En los años de la Segunda Guerra Mundial, miles de mexicanos que cruzaban la frontera con los Estados Unidos fueron obligados por las autoridades migratorias a tomar sulfas. Se trata de tabletas derivadas de la sulfonamida, un antecesor de los antibióticos de amplio espectro bactericida. La discriminatoria medida tenía un doble fin: primero, usar gratuitos conejillos de Indias para un medicamento en proceso de prueba y que tenía efectos colaterales de naturaleza alérgica. Segundo, proteger a los estadunidenses de las posibles infecciones que los mexicanos podrían introducir a su país.

Setenta años después, el congresista republicano Duncan Hunter, de California, encabeza una campaña en contra de la intención federal de situar en la población de Escondido un refugio para los centenares de niños que han sido capturados por las autoridades migratorias, carecen de documentos y han de ser deportados presumiblemente a México.

El representante Hunter afirma que esos muchachitos y muchachitas “son portadores de enfermedades contagiosas como la tuberculosis y el sarampión”. La historia se repite. Haga usted de cuenta que nosotros rechazáramos a los gringos porque nos traen enfermedades como el SIDA o las adicciones.

No es extraño en la mentalidad republicana o, si se quiere, en la mentalidad de amplios sectores de la opinión pública de Estados Unidos. La corriente predominante, ante el caso de los niños que son enviados por sus padres huyendo de la miseria y la violencia de su patria a ver si se pueden colar al sueño americano, es que la responsabilidad por evitar ese doloroso flujo migratorio corresponde a México y su gobierno. Una vez más pretenden que los mexicanos nos convirtamos en policías garantes de su frontera. Le cuento un caso, tan breve como el mínimo cuento de Luis Felipe Lomelí del epígrafe:

Lautaro Morales, hermano de Joaquín Morales López, vive en Carpentersville, Chicago”, escribió presumiblemente su padre con un plumón en el pecho de un niño de tres años, cuenta el diario La Razón. El padre pagó mil dólares a un pollero para que lo llevara a Estados Unidos y lo dejara en un refugio en Texas. Equivocadamente pensaba, creyendo un rumor que circula en Guatemala, que el muchacho sería enviado con su familiar. Ahora está detenido. Fin de la historia.

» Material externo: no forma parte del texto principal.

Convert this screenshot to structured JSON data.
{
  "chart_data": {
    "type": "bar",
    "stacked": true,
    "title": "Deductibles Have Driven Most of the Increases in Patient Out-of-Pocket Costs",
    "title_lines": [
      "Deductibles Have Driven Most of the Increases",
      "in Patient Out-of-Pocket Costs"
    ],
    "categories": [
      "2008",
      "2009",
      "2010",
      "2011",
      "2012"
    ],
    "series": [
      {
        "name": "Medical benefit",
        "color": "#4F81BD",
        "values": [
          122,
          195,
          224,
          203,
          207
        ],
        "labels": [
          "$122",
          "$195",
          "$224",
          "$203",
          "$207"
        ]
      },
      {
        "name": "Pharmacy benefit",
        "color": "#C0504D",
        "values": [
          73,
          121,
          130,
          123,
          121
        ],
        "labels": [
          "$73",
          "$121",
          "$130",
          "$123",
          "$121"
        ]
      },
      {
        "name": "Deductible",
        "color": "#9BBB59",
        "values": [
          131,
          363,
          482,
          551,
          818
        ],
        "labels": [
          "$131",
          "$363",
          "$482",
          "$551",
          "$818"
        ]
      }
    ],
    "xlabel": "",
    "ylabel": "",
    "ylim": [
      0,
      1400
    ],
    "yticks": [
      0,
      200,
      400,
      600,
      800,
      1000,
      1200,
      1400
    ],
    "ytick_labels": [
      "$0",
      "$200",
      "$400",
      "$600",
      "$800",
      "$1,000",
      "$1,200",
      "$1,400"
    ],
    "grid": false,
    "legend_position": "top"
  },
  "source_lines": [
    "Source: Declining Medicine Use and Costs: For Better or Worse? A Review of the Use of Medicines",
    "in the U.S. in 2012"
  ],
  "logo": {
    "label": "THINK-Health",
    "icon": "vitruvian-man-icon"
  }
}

Para los políticos, mexicanos y estadunidenses, esta situación infernal es una papa caliente que se pasa de una mano a la otra buscando un culpable. Nadie se preocupa por encontrar una solución a este drama cotidiano de cientos de miles de seres humanos, hoy personificados en los centenares de niños centroamericanos, en su mayoría, que están amontonados en barracas o parques cercados, esperando ser enviados a quién sabe dónde.

La solución no está en la reforma migratoria tantas veces prometida en Estados Unidos y tantas veces frenada. La causa es la miseria y la violencia, producto de la injusticia social, que se extiende desde México hasta Costa Rica. Seguramente no hay soluciones fáciles. Mientras éstas se encuentran, hay familias rotas, madres que se desprenden de sus hijos para que vayan a donde sí hay de comer. Padres que consiguen la cuota del pollero, autoridades corruptas que cobran por el paso por territorio mexicano y agentes migratorios que simplemente cumplen con su ley.

Perra vida.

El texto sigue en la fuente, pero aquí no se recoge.